新編歴史劇『陳廷敬』を特集した雑誌『中國京劇』2018年02号(筆者提供)

 

 京劇の現状を知るうえで格好の定期刊行物でもある雑誌『中國京劇』は、中国政府の文化部文化芸術人材中心が主管している。最近手許に届いた2018.02号(2月1日発行/総第248期)の特集は、新編歴史劇の『陳廷敬』であった。 この演目は、清朝を隆盛に導いた4代皇帝の康熙帝(在位は1661~1722年)を半世紀ほどに亘って輔佐した陳廷敬を主人公に、陳夫人、康熙帝、首輔大臣の明珠、湖北巡撫(省を管轄する長官)の張汧などを配し、清廉・公平・潔癖で断固として不正を許さない陳廷敬の清官ぶりに焦点を当てたものだ。

 自らが犯した汚職事件再審のため、張汧が北京に護送されてくるシーンで舞台が開く。

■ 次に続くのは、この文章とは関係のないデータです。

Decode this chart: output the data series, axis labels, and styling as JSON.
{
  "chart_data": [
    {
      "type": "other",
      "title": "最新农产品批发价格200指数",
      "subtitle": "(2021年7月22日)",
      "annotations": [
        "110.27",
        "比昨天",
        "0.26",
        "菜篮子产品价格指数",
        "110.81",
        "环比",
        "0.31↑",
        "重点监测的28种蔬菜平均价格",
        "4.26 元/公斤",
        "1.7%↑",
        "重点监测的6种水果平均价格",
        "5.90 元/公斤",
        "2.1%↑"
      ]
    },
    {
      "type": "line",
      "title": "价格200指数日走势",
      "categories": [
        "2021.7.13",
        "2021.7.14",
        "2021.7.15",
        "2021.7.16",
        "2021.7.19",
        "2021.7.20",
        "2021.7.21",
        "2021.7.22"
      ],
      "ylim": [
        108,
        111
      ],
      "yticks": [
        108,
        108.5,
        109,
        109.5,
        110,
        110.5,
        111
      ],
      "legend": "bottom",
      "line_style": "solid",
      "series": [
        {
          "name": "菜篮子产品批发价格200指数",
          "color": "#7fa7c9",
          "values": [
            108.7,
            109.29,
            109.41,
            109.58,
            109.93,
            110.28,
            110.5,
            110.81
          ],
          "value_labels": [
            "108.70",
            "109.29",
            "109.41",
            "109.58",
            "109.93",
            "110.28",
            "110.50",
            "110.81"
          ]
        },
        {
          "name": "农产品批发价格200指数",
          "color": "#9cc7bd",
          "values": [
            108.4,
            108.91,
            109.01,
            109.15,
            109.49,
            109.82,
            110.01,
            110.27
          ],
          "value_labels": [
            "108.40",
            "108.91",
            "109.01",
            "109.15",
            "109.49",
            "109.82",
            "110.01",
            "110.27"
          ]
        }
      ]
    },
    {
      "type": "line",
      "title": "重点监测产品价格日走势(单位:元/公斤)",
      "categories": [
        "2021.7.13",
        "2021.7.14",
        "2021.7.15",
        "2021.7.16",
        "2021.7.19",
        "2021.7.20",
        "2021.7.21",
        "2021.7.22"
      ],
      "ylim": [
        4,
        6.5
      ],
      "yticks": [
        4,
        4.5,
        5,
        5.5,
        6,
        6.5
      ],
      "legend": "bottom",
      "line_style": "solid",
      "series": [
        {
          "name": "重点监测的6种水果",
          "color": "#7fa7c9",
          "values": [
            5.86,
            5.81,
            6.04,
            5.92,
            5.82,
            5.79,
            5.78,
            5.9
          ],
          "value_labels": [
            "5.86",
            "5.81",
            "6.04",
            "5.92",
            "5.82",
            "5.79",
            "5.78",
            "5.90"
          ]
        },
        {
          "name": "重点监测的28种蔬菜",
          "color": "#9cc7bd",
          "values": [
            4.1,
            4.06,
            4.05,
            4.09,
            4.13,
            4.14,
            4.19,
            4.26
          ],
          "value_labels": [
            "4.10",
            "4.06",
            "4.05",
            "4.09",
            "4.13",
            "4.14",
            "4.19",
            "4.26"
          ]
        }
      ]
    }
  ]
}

彼を裁く立場に立つ陳廷敬の娘の嫁ぎ先が、じつは張汧だった。つまり裁判官と被告が姻戚関係で結ばれているわけだ。かくて国法と家族、正義と肉親の情の狭間でもがき苦しみながらも、康熙帝の信頼を背景にして最後には国法と正義を貫くことになる陳廷敬の、雄々しくも清々しい姿を讃えて幕が引かれる。

 この種のストーリー展開は、伝統京劇の「清官戯」ではお馴染み。清官戯とは京劇のジャンルの1つで、清官つまり清廉で廉直な役人を主人公にしたものだ。中国では古くから「只許州官放火、不許老百姓点灯」――「州官(やくにん)」は放火をしても許されるが、「老百姓(じんみん)」は明かりに火を点すことすら許されない――と言われてきたように、役人(現在でいうなら幹部)は権力をカサに横暴の限りを尽くす存在と捉えられてきた。そんなところから「貪官汚吏」が当たり前であり、清官は極めて少ないゆえに清官戯が好まれる伝統があった。「借古諷今」、つまり舞台の上の絵空事の世界で演じられる清官の姿に拍手喝采し、昔の物語であることを口実に、観客は秘かに現実世界の憂さ晴らしを楽しんだというわけだ。